Obscure Horror Cinema: Funeral Home

by William Burns

Canada’s contributions to horror cinema need to be recognized as hugely significant. For every great American horror film of the 80’s, our neighbors to the North produced movies just as good, if not better. Happy Birthday to Me, Curtains, My Bloody Valentine, The Burning, The Changeling, Humongous, Prom Night, Ghostkeeper, and of course the work of David Cronenberg and Bob Clark all left their indelible mark on the psyches of horror fans across the globe. One of the more vague Canadian horror films is 1980’s Funeral Home. Directed by the unsung William Fruet (who would also direct Death Weekend and Spasms), Funeral Home focuses on a young woman named Heather who comes to help her grandmother run a bed and breakfast inn out in the woods. The inn was once a funeral home run by Heather’s unhinged mortician grandfather and there still are remnants of the basement mortuary that may put a damper on getting a good review on Yelp.
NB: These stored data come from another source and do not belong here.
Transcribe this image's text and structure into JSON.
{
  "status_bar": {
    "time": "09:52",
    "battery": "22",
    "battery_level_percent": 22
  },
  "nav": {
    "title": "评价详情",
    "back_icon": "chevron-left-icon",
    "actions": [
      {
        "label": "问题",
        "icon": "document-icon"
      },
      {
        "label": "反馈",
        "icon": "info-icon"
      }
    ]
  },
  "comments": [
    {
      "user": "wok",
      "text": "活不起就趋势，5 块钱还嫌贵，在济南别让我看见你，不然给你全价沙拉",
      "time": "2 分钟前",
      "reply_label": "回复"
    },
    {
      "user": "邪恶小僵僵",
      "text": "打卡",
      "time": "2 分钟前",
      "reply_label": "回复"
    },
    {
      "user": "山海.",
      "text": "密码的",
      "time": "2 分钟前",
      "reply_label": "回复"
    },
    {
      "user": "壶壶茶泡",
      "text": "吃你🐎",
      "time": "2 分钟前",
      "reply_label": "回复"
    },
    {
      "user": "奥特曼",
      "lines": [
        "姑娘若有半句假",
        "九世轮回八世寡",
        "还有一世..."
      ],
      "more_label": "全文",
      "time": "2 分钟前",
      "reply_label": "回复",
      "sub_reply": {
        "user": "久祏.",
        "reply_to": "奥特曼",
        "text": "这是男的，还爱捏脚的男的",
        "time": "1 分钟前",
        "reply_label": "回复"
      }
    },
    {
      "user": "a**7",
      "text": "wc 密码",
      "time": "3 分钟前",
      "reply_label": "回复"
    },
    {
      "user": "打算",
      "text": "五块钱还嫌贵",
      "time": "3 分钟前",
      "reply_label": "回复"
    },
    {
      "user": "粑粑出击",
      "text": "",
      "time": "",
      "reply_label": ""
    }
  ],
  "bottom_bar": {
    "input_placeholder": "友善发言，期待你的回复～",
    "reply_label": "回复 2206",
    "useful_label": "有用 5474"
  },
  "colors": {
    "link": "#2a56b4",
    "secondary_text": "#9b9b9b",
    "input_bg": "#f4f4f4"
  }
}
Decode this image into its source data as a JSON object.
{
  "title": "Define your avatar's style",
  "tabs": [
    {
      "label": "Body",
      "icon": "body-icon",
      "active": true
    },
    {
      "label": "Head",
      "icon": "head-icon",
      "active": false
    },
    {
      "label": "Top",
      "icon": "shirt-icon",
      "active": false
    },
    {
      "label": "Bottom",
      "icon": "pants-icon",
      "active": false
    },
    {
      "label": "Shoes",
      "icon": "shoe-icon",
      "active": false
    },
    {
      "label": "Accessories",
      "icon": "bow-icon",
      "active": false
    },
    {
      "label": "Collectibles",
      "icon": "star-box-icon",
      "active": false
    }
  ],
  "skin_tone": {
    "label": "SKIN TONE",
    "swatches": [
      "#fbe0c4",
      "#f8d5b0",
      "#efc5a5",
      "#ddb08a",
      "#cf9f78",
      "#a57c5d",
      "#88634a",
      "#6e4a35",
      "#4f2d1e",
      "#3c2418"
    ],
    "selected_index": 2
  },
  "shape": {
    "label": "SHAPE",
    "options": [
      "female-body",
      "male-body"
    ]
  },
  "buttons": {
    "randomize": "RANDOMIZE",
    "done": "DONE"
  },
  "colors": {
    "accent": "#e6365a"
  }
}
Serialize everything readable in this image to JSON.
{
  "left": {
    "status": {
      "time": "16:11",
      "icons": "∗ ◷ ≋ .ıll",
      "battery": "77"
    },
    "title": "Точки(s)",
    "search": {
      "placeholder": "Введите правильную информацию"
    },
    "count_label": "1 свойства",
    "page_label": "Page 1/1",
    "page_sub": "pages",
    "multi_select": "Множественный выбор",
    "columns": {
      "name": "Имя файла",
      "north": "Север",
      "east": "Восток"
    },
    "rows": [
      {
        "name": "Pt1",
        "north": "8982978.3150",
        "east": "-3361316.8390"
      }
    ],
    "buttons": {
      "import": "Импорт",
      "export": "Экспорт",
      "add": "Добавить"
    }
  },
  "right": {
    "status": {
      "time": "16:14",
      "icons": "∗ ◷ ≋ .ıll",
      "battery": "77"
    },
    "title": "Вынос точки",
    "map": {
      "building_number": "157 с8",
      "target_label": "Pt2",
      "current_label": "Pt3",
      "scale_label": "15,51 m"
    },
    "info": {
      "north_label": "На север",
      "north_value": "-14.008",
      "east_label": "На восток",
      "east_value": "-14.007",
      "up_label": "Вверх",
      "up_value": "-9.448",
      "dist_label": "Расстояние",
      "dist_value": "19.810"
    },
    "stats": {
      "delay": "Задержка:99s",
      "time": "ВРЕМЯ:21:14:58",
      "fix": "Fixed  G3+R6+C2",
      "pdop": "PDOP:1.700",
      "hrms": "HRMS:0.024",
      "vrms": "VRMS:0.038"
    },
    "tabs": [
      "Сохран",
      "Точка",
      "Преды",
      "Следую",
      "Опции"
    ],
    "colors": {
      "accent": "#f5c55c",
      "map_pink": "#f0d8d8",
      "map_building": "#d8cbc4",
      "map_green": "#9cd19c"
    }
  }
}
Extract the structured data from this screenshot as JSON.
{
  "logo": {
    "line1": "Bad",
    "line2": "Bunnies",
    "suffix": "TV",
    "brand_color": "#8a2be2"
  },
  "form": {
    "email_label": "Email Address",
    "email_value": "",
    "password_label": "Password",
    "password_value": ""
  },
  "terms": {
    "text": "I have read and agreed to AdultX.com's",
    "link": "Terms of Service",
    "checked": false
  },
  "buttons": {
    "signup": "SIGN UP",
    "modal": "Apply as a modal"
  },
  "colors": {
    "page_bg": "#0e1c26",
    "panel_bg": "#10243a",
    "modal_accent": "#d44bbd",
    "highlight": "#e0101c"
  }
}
As guests start to arrive, they find the accommodations lacking and their complaints are met with murderous violence.  Heavily indebted to Hitchcock’s Psycho,  Funeral Home has a wonderfully down home sleaze factor, as if mass murderer was loose in Mayberry. Though the body count is not as high as some other 80’s slashers, the film makes up for the lack of gore with creepy atmospherics, a score by composer Jerry Fielding, good acting, and characters you actually care about. Lesleh Donaldson and Kay Hawtrey are perfectly cast as granddaughter and grandmother, each trying to make sense of the present mysteries and past tragedies that haunt the family but have very different ways of dealing with them. Canadian horror has had a good showing on the home video front, but Funeral Home deserves a remastering right quick.